NON AVEVO CAPITO NIENTE, Diego De Silva


NON AVEVO CAPITO NIENTEChe non avevo capito niente era l’unica cosa che avevo capito: ci ero cascata un’altra volta (la quinta? la sesta? avevo smesso di contarle) e un’altra volta mi ritrovavo con il cuore a pezzi e il cervello che mi dava dell’idiota. Naturale che, entrando in libreria, la copertina del romanzo di De Silva avesse captato la mia attenzione come un’insegna al neon. Sembrava dirmi: guarda che non sei la sola, anch’io sono un cretino come te. E si sa, mal comune mezzo gaudio. Insomma, l’avevo comprato.

Avete presente quando il personaggio di un romanzo dice esattamente quello che hai sempre pensato ma che non sei mai stato capace di formulare correttamente?

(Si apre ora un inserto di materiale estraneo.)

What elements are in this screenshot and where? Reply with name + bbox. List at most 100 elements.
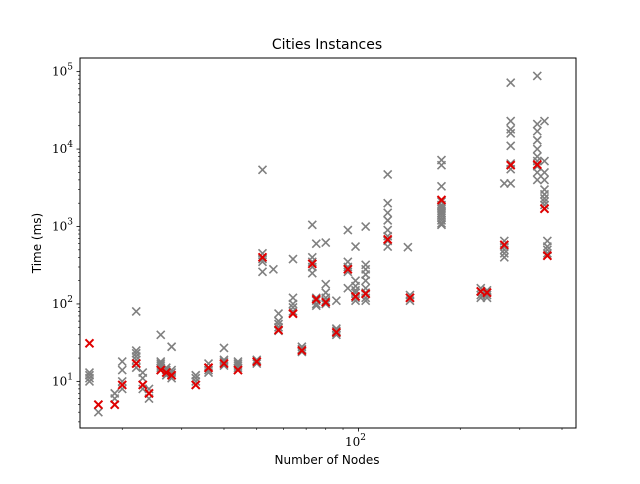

Ecco: Vincenzo Malinconico ERO io. Ovviamente non per la carriera da avvocato semi fallito, tantomeno per il divorzio non poi più tanto recente (ci sarebbe mancato anche quello!) ma per quel modo di restare ancorato al passato in maniera tenace e irrevocabile in un modo talmente ridicolo che ce ne rendevamo conto anche noi, era assurdo. Ma che potevamo fare? Tanto valeva riderci sopra.

Sì perché da buon napoletano, De Silva è bravissimo a far ridere quando meno te lo aspetti. Mi son ritrovata più di una volta a sghignazzare in autobus per i pensieri di Malinconico, ogni volta ritrovandoci me stessa. Con la conferma che sì, non avevo capito niente. Ma che in fondo, non era poi così grave.

NON AVEVO CAPITO NIENTE, Diego De Silva (16 euro, Einaudi).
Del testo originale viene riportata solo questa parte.